%S and %s Specifiers

To demonstrate the flexibility of the %s specifiers, we are going to look at a pattern parser which can parse an IIS log file. Parsing an IIS log file is not difficult. We are using it as a simple example of a text file with structured data which is written in a way that differs from most application log files. Also, the columns used in an IIS log file differ from those typically used in an application log file - giving us a great opportunity to show off the power of the %s specifier.
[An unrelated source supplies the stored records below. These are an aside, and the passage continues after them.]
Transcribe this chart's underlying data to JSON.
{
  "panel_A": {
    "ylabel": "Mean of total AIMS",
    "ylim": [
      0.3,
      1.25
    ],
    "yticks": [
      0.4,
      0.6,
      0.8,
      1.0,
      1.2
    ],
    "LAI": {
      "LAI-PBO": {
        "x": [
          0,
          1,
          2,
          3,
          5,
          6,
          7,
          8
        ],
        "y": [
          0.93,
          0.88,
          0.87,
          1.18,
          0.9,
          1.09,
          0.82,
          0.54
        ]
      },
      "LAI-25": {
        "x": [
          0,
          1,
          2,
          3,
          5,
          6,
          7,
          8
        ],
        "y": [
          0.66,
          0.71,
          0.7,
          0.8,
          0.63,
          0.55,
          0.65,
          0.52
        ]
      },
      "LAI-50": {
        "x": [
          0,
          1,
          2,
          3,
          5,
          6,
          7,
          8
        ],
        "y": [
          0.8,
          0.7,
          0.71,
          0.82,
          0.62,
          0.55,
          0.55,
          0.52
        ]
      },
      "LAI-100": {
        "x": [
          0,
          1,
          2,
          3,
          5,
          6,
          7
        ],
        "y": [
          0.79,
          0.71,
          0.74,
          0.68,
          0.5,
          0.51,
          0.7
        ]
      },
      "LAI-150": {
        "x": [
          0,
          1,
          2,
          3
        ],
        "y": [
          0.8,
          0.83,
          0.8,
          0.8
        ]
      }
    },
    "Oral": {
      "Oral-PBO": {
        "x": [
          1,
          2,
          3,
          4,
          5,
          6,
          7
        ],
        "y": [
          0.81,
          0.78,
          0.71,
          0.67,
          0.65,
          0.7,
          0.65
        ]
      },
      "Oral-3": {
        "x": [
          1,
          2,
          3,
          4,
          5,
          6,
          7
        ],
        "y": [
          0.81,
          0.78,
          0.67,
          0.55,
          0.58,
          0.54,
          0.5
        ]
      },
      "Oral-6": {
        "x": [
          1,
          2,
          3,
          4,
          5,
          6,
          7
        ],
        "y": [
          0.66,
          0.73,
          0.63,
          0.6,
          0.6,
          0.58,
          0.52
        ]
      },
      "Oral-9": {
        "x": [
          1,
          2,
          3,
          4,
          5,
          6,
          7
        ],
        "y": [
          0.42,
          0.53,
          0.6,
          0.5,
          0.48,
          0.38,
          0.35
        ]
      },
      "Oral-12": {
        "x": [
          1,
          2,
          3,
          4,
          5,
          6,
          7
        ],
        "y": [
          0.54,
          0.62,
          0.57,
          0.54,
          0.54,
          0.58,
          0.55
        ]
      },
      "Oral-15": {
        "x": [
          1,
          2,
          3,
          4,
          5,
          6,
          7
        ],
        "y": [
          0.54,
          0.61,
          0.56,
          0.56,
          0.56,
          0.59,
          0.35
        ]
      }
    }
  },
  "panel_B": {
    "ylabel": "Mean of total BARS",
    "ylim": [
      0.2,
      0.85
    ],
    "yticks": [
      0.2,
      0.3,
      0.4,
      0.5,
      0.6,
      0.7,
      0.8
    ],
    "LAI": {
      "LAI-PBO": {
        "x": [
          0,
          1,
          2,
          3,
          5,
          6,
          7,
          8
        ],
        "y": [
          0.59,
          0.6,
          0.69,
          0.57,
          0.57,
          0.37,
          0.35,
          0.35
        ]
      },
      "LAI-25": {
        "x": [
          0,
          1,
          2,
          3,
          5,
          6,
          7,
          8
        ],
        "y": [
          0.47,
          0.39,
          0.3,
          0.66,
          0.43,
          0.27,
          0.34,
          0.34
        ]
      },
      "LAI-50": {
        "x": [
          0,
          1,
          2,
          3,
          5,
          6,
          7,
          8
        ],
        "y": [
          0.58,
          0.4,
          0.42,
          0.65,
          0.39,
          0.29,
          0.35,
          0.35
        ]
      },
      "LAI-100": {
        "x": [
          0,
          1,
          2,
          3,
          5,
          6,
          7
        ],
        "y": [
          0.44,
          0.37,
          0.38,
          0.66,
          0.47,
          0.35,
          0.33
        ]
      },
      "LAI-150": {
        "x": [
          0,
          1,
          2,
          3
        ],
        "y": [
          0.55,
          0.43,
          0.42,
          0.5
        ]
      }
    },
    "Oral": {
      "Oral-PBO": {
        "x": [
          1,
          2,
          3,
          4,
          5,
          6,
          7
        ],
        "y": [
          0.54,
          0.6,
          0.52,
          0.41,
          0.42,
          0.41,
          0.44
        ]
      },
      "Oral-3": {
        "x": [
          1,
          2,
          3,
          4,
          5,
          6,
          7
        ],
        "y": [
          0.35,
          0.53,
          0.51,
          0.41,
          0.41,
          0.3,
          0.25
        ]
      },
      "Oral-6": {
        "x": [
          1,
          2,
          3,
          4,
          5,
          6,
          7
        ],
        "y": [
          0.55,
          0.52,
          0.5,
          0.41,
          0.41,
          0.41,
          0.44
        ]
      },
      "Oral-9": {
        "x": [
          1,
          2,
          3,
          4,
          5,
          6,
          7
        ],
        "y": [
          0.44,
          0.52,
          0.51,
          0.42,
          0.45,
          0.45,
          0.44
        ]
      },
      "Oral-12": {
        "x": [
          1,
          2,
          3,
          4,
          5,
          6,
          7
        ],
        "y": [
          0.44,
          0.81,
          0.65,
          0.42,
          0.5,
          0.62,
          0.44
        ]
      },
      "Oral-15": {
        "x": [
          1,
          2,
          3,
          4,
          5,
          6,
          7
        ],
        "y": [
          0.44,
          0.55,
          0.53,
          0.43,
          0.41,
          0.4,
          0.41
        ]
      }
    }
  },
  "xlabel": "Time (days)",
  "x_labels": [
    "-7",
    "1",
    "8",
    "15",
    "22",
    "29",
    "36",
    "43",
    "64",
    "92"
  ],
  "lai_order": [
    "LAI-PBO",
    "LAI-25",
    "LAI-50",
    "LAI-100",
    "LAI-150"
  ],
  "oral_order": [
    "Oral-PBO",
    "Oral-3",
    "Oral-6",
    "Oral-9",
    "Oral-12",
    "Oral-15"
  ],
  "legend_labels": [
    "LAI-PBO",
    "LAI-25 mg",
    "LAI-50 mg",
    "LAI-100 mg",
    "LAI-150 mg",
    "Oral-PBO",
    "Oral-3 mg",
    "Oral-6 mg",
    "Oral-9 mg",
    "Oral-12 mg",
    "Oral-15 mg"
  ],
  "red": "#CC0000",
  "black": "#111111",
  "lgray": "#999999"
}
One of the nice things about parsing IIS log files is that the log files often contain a comment which details the format of the log file. A sample IIS log file format is shown below. The IIS log file format separates all fields with a single space:

#Fields: date time s-ip cs-method cs-uri-stem cs-uri-query s-port cs-username c-ip cs(User-Agent) cs(Referer) sc-status sc-substatus sc-win32-status time-taken

This format might translate into a log entry like:

2014-05-16 13:28:28 192.168.1.1 GET /dir/file.html - 80 - 192.168.1.1 Mozilla - 200 0 0 39244

Now, how do we convert the format given into a pattern that pattern parser can understand. For starters, let's note 2 things. First, the log entry starts with the date - just like most of our application log files. Second, the log entry can be considered complete when we reach a new line. Therefore, we can use two common specifiers at the start and end of our log format - %d and %n. Knowing this, we could be a bit lazy and parse this file with a simple pattern:

%d %m%n

But that's not very helpful. We know the structure of the data, how can we extract more useful information? The key to parsing unusual patterns is the %s specifier first discussed in specifier basics. Using the %s specifier we can define columns like:

%s{S-IP}

The above specifier will retrieve the data from the "s-ip" field. Knowing this, parsing the rest of the log entry becomes trivial. The above IIS log entry can be parsed with the pattern:

%d %s{S-IP} %s{Method} %s{URI} %s{URI-Query} %s{Port} %s{Username} %s{C-IP} %s{User-Agent} %s{Referrer} %s{Status} %s{Substatus} %s{Win32-Status} %s{Time-Taken}%n

This pattern may look a bit confusing at first but notice that we are only using three conversion specifiers: %d, %s and %n. The %s specifier is doing most of the work, we simply need to give LogViewPlus column names for the data.

Using this pattern we can load the IIS log file into LogViewPlus:

Once the log file is loaded into LogViewPlus all of the normal functionality such as text searching and data filtering will work as expected.